Sonuç olarak rendering işleminden geçirilmiş hayvansal yan ürünlerin kanatlılarda tür içi kullanımı kannibalizme yol açmaz. Buna dair bilimsel hiçbir kanıt yoktur. Sürü halinde yaşayan kanatlılarda kannibalizm, genetik olarak doğalarında vardır ve hiyerarşik olarak piramidin en tepesindeki tavuktan itibaren üstte yer alan alttaki tavuğu belirli faktörlerin etkisiyle gagalar. Bunun tavuk rendering ürünlerinin yedirilmesiyle bir alakası yoktur.
-Sektörün hammadde konusunda yaşadığı darboğazda bir gelişme var mı?
Ülkemizde 2015 yılında 20 milyon ton karma yem üretilmiştir. Bu yemlerin üretimi için 9 milyon ton yem hammaddesi ithal edilmiştir. Yani yem hammaddelerimizin yaklaşık olarak yarısı yerli yarısı ithaldir. Ülkemizde üretimi yem sektörünün ihtiyacına yetmeyen yağlı tohumlar ve küspeleri, kepekler, mısır, mısır türevleri, DDGS gibi yem hammaddeleri ağırlıklı olarak ithal edilmektedir. İthal edilen yağlı tohumların başında ise soya gelmektedir. Ülkemizde 2015 yılında 160 bin ton soya üretilmesine karşın, 2,7 milyon ton soya ve soya küspesi ithal edilmiştir. Soya ihtiyacının ülkemizden karşılanması şu an için mümkün görülmemektedir. Nitekim ülkemizdeki soya üretimi, verilen tüm desteklere rağmen son 15 yılda 110 bin ton artırılabilmiştir. Yerli soya üretiminin artması için özel desteklemelere ve havza bazlı tarım sisteminin uygulanmasına gereksinim vardır.
Soyanın tedariğinde, ülkeye girişinde yaşanan sorunlar devam ediyor mu?
Sektörümüzce kullanılan ve neredeyse tamamen dışa bağımlı olduğumuz soya başta olmak üzere mısır, DDGS, kanola gibi ürünlerin dünyadaki üretimleri ağırlıklı olarak transgenik yapıdadır. Bu ürünlerin ithal edilebilmesi için ülkemizde de Biyogüvenlik mevzuatı çerçevesinde onaylanmaları gerekmektedir.

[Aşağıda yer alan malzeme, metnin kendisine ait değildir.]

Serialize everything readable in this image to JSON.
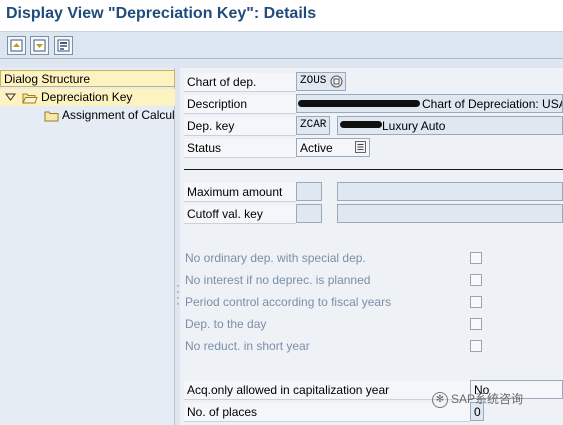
{
  "window": {
    "title": "Display View \"Depreciation Key\": Details"
  },
  "toolbar": {
    "buttons": [
      {
        "name": "previous-entry-button",
        "icon": "page-up-icon"
      },
      {
        "name": "next-entry-button",
        "icon": "page-down-icon"
      },
      {
        "name": "other-entry-button",
        "icon": "select-entry-icon"
      }
    ]
  },
  "dialog_structure": {
    "header": "Dialog Structure",
    "items": [
      {
        "label": "Depreciation Key",
        "expanded": true,
        "selected": true
      },
      {
        "label": "Assignment of Calcul",
        "expanded": false,
        "selected": false
      }
    ]
  },
  "form": {
    "chart_of_dep_label": "Chart of dep.",
    "chart_of_dep_value": "ZOUS",
    "description_label": "Description",
    "description_value": "Chart of Depreciation: USA",
    "dep_key_label": "Dep. key",
    "dep_key_value": "ZCAR",
    "dep_key_desc": "Luxury Auto",
    "status_label": "Status",
    "status_value": "Active",
    "max_amount_label": "Maximum amount",
    "cutoff_label": "Cutoff val. key"
  },
  "options": [
    {
      "label": "No ordinary dep. with special dep.",
      "checked": false
    },
    {
      "label": "No interest if no deprec. is planned",
      "checked": false
    },
    {
      "label": "Period control according to fiscal years",
      "checked": false
    },
    {
      "label": "Dep. to the day",
      "checked": false
    },
    {
      "label": "No reduct. in short year",
      "checked": false
    }
  ],
  "extra": {
    "acq_label": "Acq.only allowed in capitalization year",
    "acq_value": "No",
    "places_label": "No. of places",
    "places_value": "0"
  },
  "watermark": {
    "text": "SAP系统咨询"
  }
}
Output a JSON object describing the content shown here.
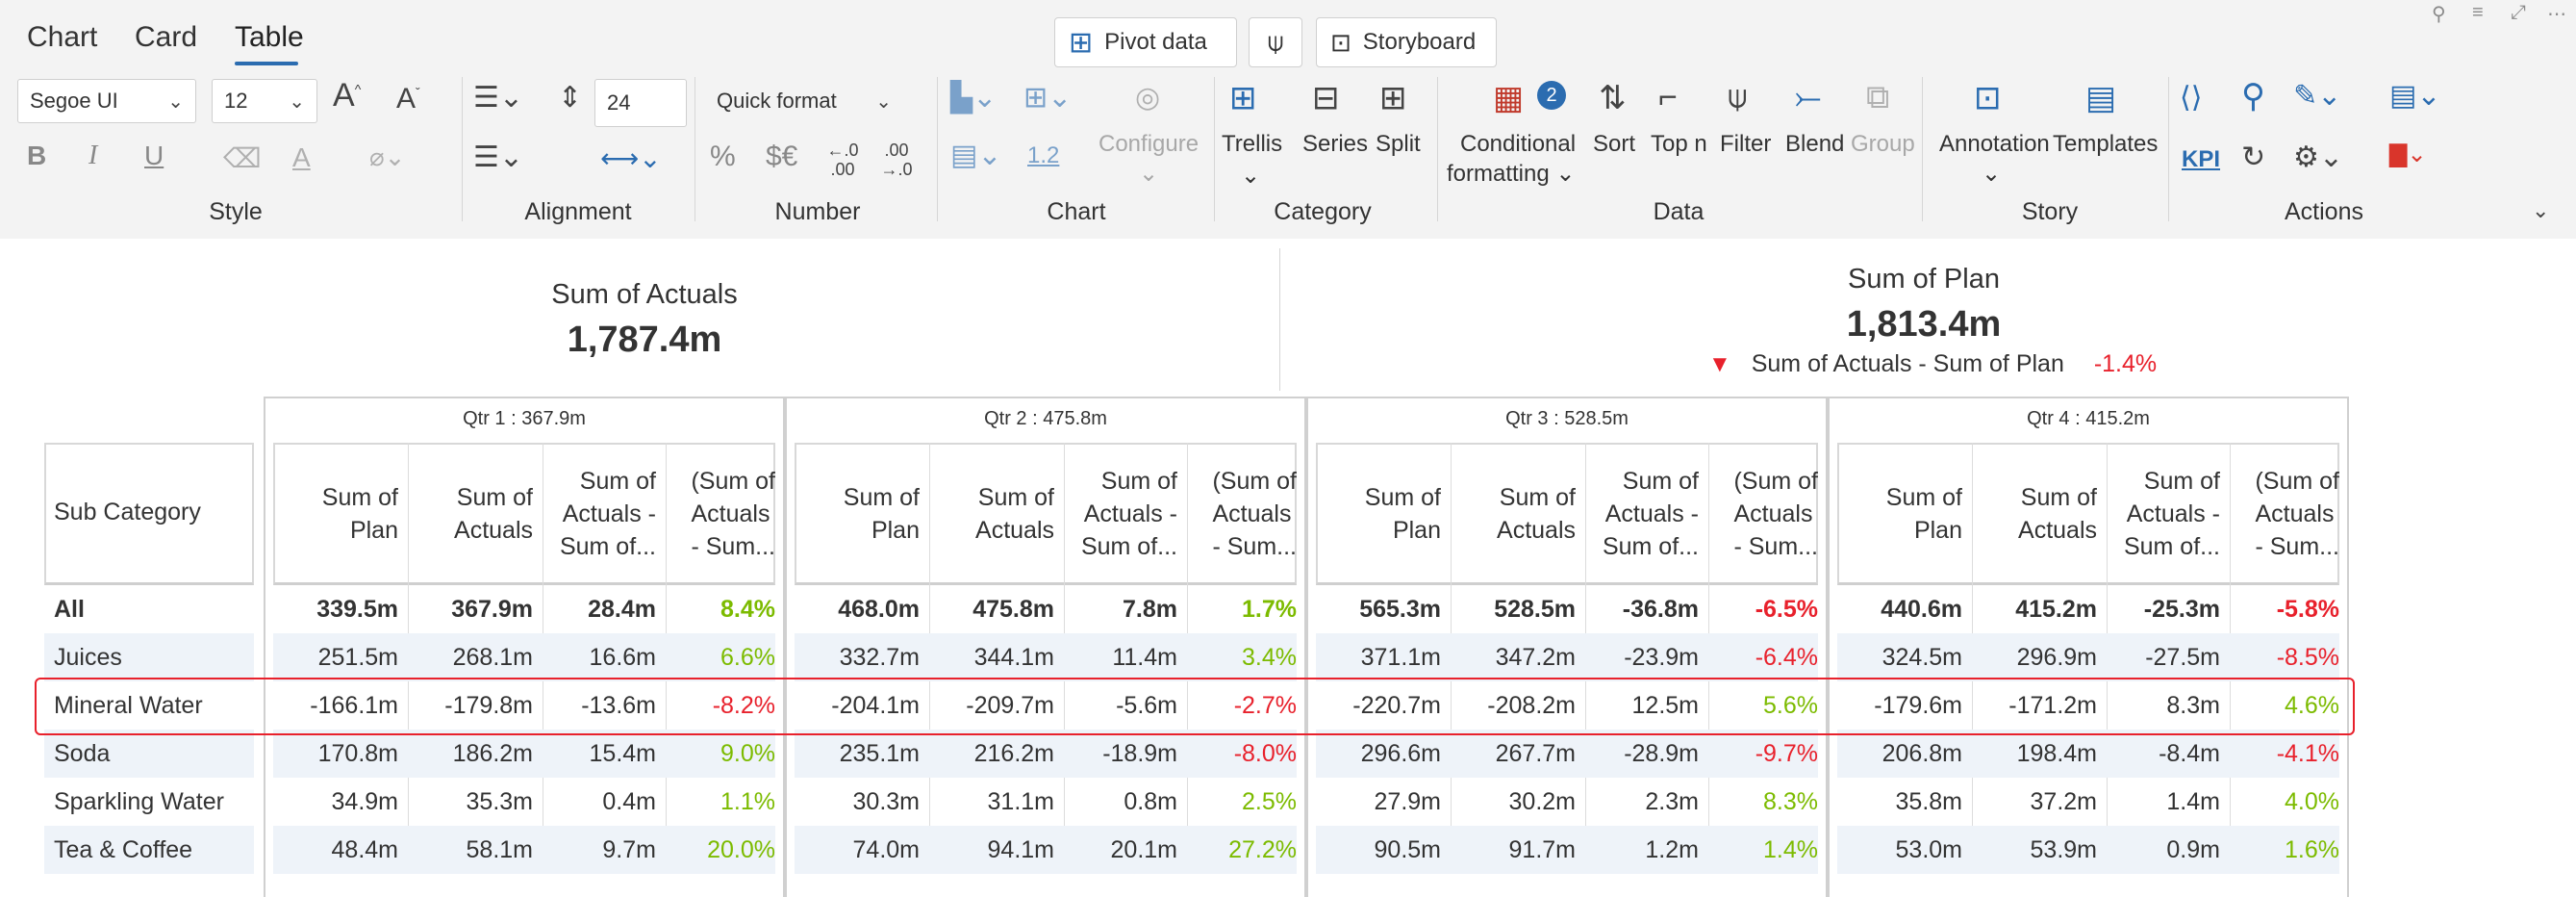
{
  "tabs": [
    {
      "label": "Chart",
      "active": false
    },
    {
      "label": "Card",
      "active": false
    },
    {
      "label": "Table",
      "active": true
    }
  ],
  "top_buttons": {
    "pivot": "Pivot data",
    "storyboard": "Storyboard"
  },
  "style": {
    "font_family": "Segoe UI",
    "font_size": "12",
    "bold": "B",
    "italic": "I",
    "underline": "U",
    "font_color_icon": "A",
    "label": "Style"
  },
  "alignment": {
    "line_height": "24",
    "label": "Alignment"
  },
  "number": {
    "quick_format": "Quick format",
    "percent": "%",
    "currency": "$€",
    "dec_inc": "←.0 .00",
    "dec_dec": ".00 →.0",
    "label": "Number"
  },
  "chart_group": {
    "configure": "Configure",
    "scale": "1.2",
    "label": "Chart"
  },
  "category": {
    "trellis": "Trellis",
    "series": "Series",
    "split": "Split",
    "label": "Category"
  },
  "data_group": {
    "conditional": "Conditional",
    "formatting": "formatting",
    "badge_count": "2",
    "sort": "Sort",
    "topn": "Top n",
    "filter": "Filter",
    "blend": "Blend",
    "group": "Group",
    "label": "Data"
  },
  "story": {
    "annotation": "Annotation",
    "templates": "Templates",
    "label": "Story"
  },
  "actions": {
    "kpi": "KPI",
    "label": "Actions"
  },
  "kpi_cards": {
    "actuals": {
      "title": "Sum of Actuals",
      "value": "1,787.4m"
    },
    "plan": {
      "title": "Sum of Plan",
      "value": "1,813.4m",
      "variance_label": "Sum of Actuals - Sum of Plan",
      "variance_value": "-1.4%"
    }
  },
  "table": {
    "row_header": "Sub Category",
    "column_headers": {
      "plan": [
        "Sum of",
        "Plan"
      ],
      "actuals": [
        "Sum of",
        "Actuals"
      ],
      "variance": [
        "Sum of",
        "Actuals -",
        "Sum of..."
      ],
      "variance_pct": [
        "(Sum of",
        "Actuals",
        "- Sum..."
      ]
    },
    "quarters": [
      {
        "title": "Qtr 1 :  367.9m"
      },
      {
        "title": "Qtr 2 :  475.8m"
      },
      {
        "title": "Qtr 3 :  528.5m"
      },
      {
        "title": "Qtr 4 :  415.2m"
      }
    ],
    "rows": [
      {
        "label": "All",
        "bold": true,
        "values": [
          [
            "339.5m",
            "367.9m",
            "28.4m",
            "8.4%"
          ],
          [
            "468.0m",
            "475.8m",
            "7.8m",
            "1.7%"
          ],
          [
            "565.3m",
            "528.5m",
            "-36.8m",
            "-6.5%"
          ],
          [
            "440.6m",
            "415.2m",
            "-25.3m",
            "-5.8%"
          ]
        ]
      },
      {
        "label": "Juices",
        "bold": false,
        "values": [
          [
            "251.5m",
            "268.1m",
            "16.6m",
            "6.6%"
          ],
          [
            "332.7m",
            "344.1m",
            "11.4m",
            "3.4%"
          ],
          [
            "371.1m",
            "347.2m",
            "-23.9m",
            "-6.4%"
          ],
          [
            "324.5m",
            "296.9m",
            "-27.5m",
            "-8.5%"
          ]
        ]
      },
      {
        "label": "Mineral Water",
        "bold": false,
        "values": [
          [
            "-166.1m",
            "-179.8m",
            "-13.6m",
            "-8.2%"
          ],
          [
            "-204.1m",
            "-209.7m",
            "-5.6m",
            "-2.7%"
          ],
          [
            "-220.7m",
            "-208.2m",
            "12.5m",
            "5.6%"
          ],
          [
            "-179.6m",
            "-171.2m",
            "8.3m",
            "4.6%"
          ]
        ]
      },
      {
        "label": "Soda",
        "bold": false,
        "values": [
          [
            "170.8m",
            "186.2m",
            "15.4m",
            "9.0%"
          ],
          [
            "235.1m",
            "216.2m",
            "-18.9m",
            "-8.0%"
          ],
          [
            "296.6m",
            "267.7m",
            "-28.9m",
            "-9.7%"
          ],
          [
            "206.8m",
            "198.4m",
            "-8.4m",
            "-4.1%"
          ]
        ]
      },
      {
        "label": "Sparkling Water",
        "bold": false,
        "values": [
          [
            "34.9m",
            "35.3m",
            "0.4m",
            "1.1%"
          ],
          [
            "30.3m",
            "31.1m",
            "0.8m",
            "2.5%"
          ],
          [
            "27.9m",
            "30.2m",
            "2.3m",
            "8.3%"
          ],
          [
            "35.8m",
            "37.2m",
            "1.4m",
            "4.0%"
          ]
        ]
      },
      {
        "label": "Tea & Coffee",
        "bold": false,
        "values": [
          [
            "48.4m",
            "58.1m",
            "9.7m",
            "20.0%"
          ],
          [
            "74.0m",
            "94.1m",
            "20.1m",
            "27.2%"
          ],
          [
            "90.5m",
            "91.7m",
            "1.2m",
            "1.4%"
          ],
          [
            "53.0m",
            "53.9m",
            "0.9m",
            "1.6%"
          ]
        ]
      }
    ]
  },
  "colors": {
    "accent": "#2b6cb0",
    "negative": "#e8212c",
    "positive": "#7cbb00",
    "band": "#eef3f9",
    "highlight": "#e8212c"
  },
  "icons": [
    "pin-icon",
    "filter-icon",
    "expand-icon",
    "more-icon",
    "pivot-icon",
    "filter-pin-icon",
    "storyboard-icon",
    "grow-font-icon",
    "shrink-font-icon",
    "align-icon",
    "line-height-icon",
    "highlight-icon",
    "font-color-icon",
    "visibility-icon",
    "bar-chart-icon",
    "trellis-icon",
    "series-icon",
    "split-icon",
    "conditional-formatting-icon",
    "sort-icon",
    "topn-icon",
    "filter-icon",
    "blend-icon",
    "group-icon",
    "annotation-icon",
    "templates-icon",
    "link-icon",
    "search-icon",
    "paint-icon",
    "settings-icon",
    "export-icon",
    "pdf-icon",
    "refresh-icon",
    "kpi-icon",
    "down-triangle-icon"
  ]
}
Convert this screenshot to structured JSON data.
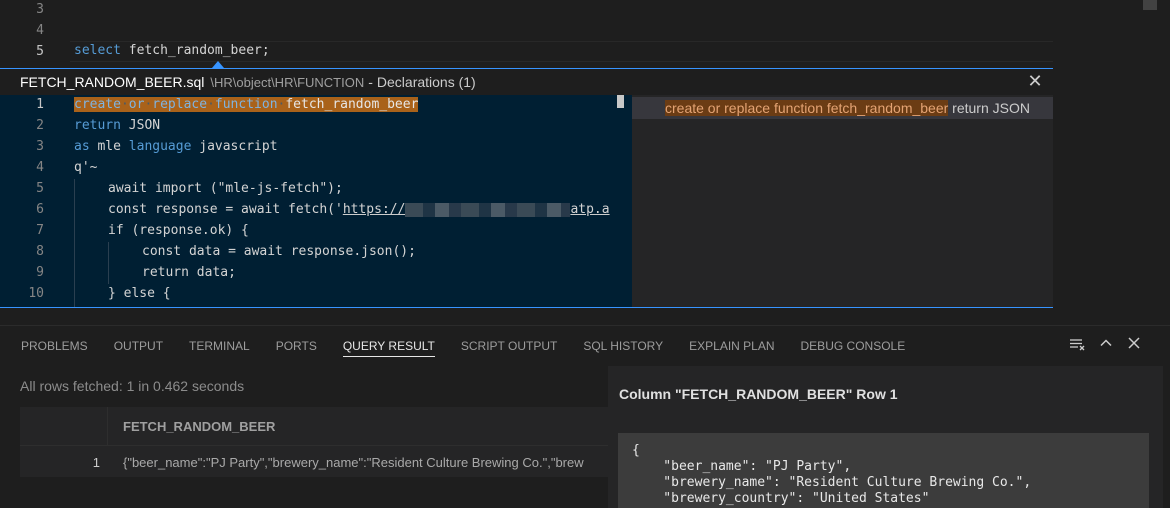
{
  "top_editor": {
    "line_numbers": [
      "3",
      "4",
      "5"
    ],
    "line5": {
      "keyword": "select",
      "rest": " fetch_random_beer;"
    }
  },
  "peek": {
    "file_name": "FETCH_RANDOM_BEER.sql",
    "path": "\\HR\\object\\HR\\FUNCTION",
    "separator": "-",
    "declarations": "Declarations (1)",
    "close_icon": "close-icon",
    "line_numbers": [
      "1",
      "2",
      "3",
      "4",
      "5",
      "6",
      "7",
      "8",
      "9",
      "10"
    ],
    "code": {
      "l1_kw1": "create",
      "l1_kw2": "or",
      "l1_kw3": "replace",
      "l1_kw4": "function",
      "l1_name": "fetch_random_beer",
      "l2_kw": "return",
      "l2_rest": " JSON",
      "l3_kw": "as",
      "l3_mid": " mle ",
      "l3_kw2": "language",
      "l3_rest": " javascript",
      "l4": "q'~",
      "l5": "await import (\"mle-js-fetch\");",
      "l6_pre": "const response = await fetch('",
      "l6_link": "https://",
      "l6_post": "atp.a",
      "l7": "if (response.ok) {",
      "l8": "const data = await response.json();",
      "l9": "return data;",
      "l10": "} else {"
    },
    "reference": {
      "highlight": "create or replace function fetch_random_beer",
      "rest": " return JSON"
    }
  },
  "panel": {
    "tabs": [
      "PROBLEMS",
      "OUTPUT",
      "TERMINAL",
      "PORTS",
      "QUERY RESULT",
      "SCRIPT OUTPUT",
      "SQL HISTORY",
      "EXPLAIN PLAN",
      "DEBUG CONSOLE"
    ],
    "active_tab": "QUERY RESULT",
    "icons": [
      "clear-list-icon",
      "chevron-up-icon",
      "close-icon"
    ],
    "status": "All rows fetched: 1 in 0.462 seconds",
    "grid": {
      "column": "FETCH_RANDOM_BEER",
      "rows": [
        {
          "num": "1",
          "value": "{\"beer_name\":\"PJ Party\",\"brewery_name\":\"Resident Culture Brewing Co.\",\"brew"
        }
      ]
    },
    "detail": {
      "title": "Column \"FETCH_RANDOM_BEER\" Row 1",
      "json_lines": [
        "{",
        "    \"beer_name\": \"PJ Party\",",
        "    \"brewery_name\": \"Resident Culture Brewing Co.\",",
        "    \"brewery_country\": \"United States\""
      ]
    }
  }
}
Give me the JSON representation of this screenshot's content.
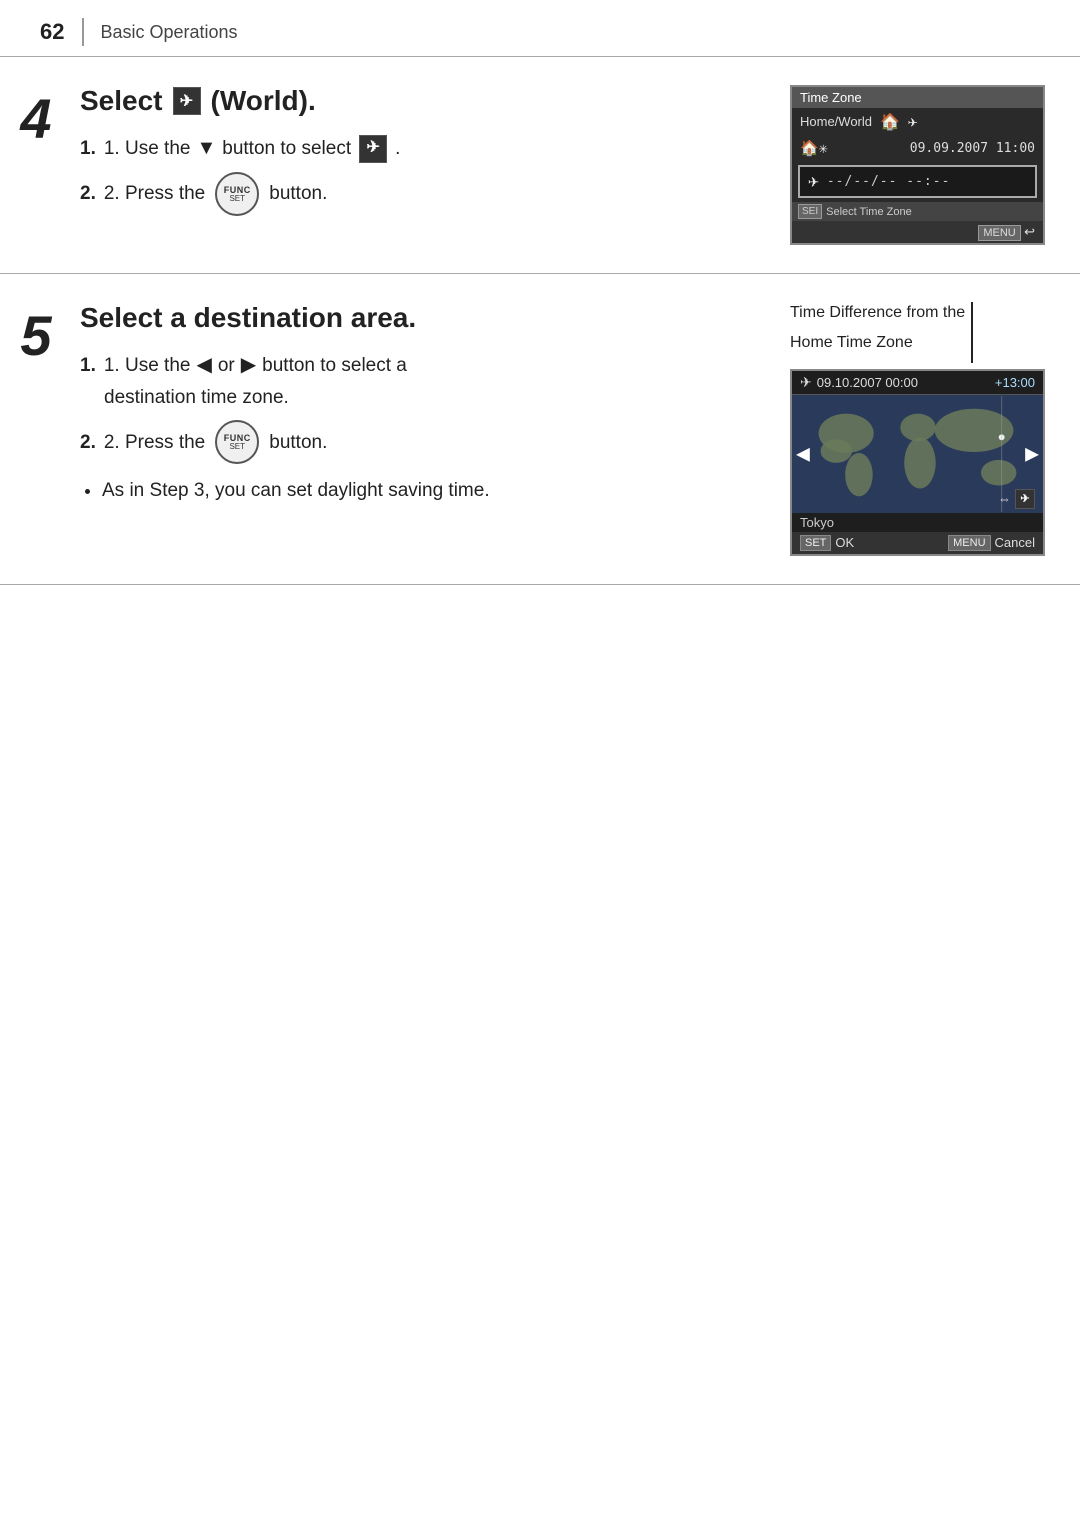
{
  "header": {
    "page_number": "62",
    "section": "Basic Operations"
  },
  "step4": {
    "number": "4",
    "title": "Select",
    "title_icon": "world-icon",
    "title_suffix": "(World).",
    "instruction1_prefix": "1. Use the",
    "instruction1_arrow": "▼",
    "instruction1_suffix": "button to select",
    "instruction1_icon": "world-icon",
    "instruction1_end": ".",
    "instruction2_prefix": "2. Press the",
    "instruction2_button": "FUNC/SET",
    "instruction2_suffix": "button.",
    "screen": {
      "title": "Time Zone",
      "row1_label": "Home/World",
      "row1_icon1": "🏠",
      "row1_icon2": "✈",
      "row2_icon": "🏠✳",
      "row2_date": "09.09.2007 11:00",
      "highlighted_icon": "✈",
      "highlighted_date": "--/--/-- --:--",
      "hint": "SEI Select Time Zone",
      "menu_text": "MENU ↩"
    }
  },
  "step5": {
    "number": "5",
    "title": "Select a destination area.",
    "instruction1_prefix": "1. Use the",
    "instruction1_left": "◀",
    "instruction1_or": "or",
    "instruction1_right": "▶",
    "instruction1_suffix": "button to select a",
    "instruction1_line2": "destination time zone.",
    "instruction2_prefix": "2. Press the",
    "instruction2_button": "FUNC/SET",
    "instruction2_suffix": "button.",
    "bullet1": "As in Step 3, you can set daylight saving time.",
    "caption_line1": "Time Difference from the",
    "caption_line2": "Home Time Zone",
    "screen": {
      "topbar_icon": "✈",
      "topbar_date": "09.10.2007 00:00",
      "topbar_diff": "+13:00",
      "city": "Tokyo",
      "set_label": "SET",
      "set_text": "OK",
      "menu_label": "MENU",
      "menu_text": "Cancel"
    }
  }
}
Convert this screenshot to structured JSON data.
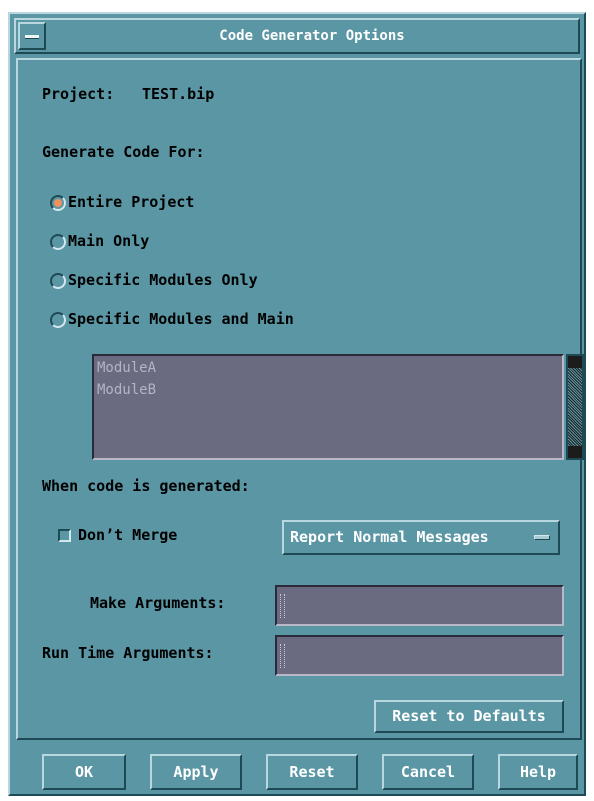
{
  "window": {
    "title": "Code Generator Options"
  },
  "project": {
    "label": "Project:",
    "value": "TEST.bip"
  },
  "generate": {
    "heading": "Generate Code For:",
    "options": [
      {
        "label": "Entire Project",
        "selected": true
      },
      {
        "label": "Main Only",
        "selected": false
      },
      {
        "label": "Specific Modules Only",
        "selected": false
      },
      {
        "label": "Specific Modules and Main",
        "selected": false
      }
    ],
    "modules": [
      "ModuleA",
      "ModuleB"
    ]
  },
  "when": {
    "heading": "When code is generated:",
    "dont_merge": {
      "label": "Don’t Merge",
      "checked": false
    },
    "messages_option": "Report Normal Messages"
  },
  "args": {
    "make_label": "Make Arguments:",
    "make_value": "",
    "run_label": "Run Time Arguments:",
    "run_value": ""
  },
  "reset_defaults_label": "Reset to Defaults",
  "buttons": {
    "ok": "OK",
    "apply": "Apply",
    "reset": "Reset",
    "cancel": "Cancel",
    "help": "Help"
  },
  "colors": {
    "dialog_bg": "#5a96a4",
    "field_bg": "#6a6a80",
    "radio_selected": "#f0905c"
  }
}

Ancak, Biyogüvenlik Kanununda kasıt unsuru ve ihmal hususlarının göz önüne alınmadan ağır cezai hükümler içermesi, tanımlardaki eksiklikler, başvuru ve değerlendirme konusundaki çelişkiler nedeniyle yürütülmesinde güçlükler yaşanmakta ve biyotek firmalarınca transgenik ürünlerin onayı için başvuru yapılmamaktadır. Bu nedenle bu teknolojinin üreticisi biyotek firmalarınca yapılması gereken başvurular, bu ürünlerin sadece kullanıcısı olan sektör temsilcisi sivil toplum kuruluşlarınca (Beyaz Et Sanayicileri ve Damızlıkçıları Birliği) yapılmıştır.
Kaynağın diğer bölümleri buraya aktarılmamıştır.